The next steps in this work should look to confirm that the tryptophan from Lost City was indeed generated through a chemical process, says John Baross, a microbial oceanographer at the University of Washington who was not involved in the study but wrote an accompanying commentary about it. This can be done, he says, by analyzing the chirality of the amino acids collected. Some molecules can exist in two mirror-image, or chiral, forms that are chemically identical except for the orientation of certain atoms within the molecular structures. When a chiral molecule is synthesized via a nonbiological process, the result is equal proportions of both forms, while biological processes generally result in a higher proportion of one form or the other.

The implications of the work are exciting for researchers in the field. “This work moves the field forward by changing our conceptions of what molecules were available to support the earliest metabolisms,” Templeton says.

“Serpentinization was very common during the time when life is thought to have originated,” Baross says.
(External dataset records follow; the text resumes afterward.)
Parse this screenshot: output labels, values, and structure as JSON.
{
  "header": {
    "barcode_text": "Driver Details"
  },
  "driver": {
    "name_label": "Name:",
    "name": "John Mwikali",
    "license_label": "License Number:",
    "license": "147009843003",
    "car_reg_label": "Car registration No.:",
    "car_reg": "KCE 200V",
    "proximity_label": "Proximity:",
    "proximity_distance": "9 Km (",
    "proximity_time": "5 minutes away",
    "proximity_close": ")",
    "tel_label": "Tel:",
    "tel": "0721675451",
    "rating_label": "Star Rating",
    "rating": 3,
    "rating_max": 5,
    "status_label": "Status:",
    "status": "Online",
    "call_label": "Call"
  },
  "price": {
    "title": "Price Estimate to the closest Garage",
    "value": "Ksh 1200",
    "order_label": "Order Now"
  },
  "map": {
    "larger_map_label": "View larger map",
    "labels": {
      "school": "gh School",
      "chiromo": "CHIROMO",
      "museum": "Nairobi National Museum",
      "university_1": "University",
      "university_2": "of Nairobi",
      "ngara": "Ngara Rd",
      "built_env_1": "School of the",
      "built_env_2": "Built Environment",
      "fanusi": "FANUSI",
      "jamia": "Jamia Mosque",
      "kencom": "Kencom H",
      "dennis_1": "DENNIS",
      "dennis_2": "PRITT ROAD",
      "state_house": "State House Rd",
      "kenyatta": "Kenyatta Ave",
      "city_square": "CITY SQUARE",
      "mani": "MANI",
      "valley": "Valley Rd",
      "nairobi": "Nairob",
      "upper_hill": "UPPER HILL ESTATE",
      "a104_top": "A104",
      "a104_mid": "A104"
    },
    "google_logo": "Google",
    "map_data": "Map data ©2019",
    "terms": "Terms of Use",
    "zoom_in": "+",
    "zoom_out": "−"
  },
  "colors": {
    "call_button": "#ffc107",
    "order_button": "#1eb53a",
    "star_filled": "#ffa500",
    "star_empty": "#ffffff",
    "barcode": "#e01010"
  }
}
If the production of tryptophan through serpentinization is confirmed, then serpentinization “may have played an important role in the origin of life and/or as the early environmental setting for the earliest microbial communities,” he adds.

“This is the first proof we have that amino acids can be formed through a purely chemical process on Earth,” Ménez says. And while it’s not proof that this process formed the very first cells, she says, it’s a step toward figuring out “how an inorganic world turned into an organic — and then a living — one.”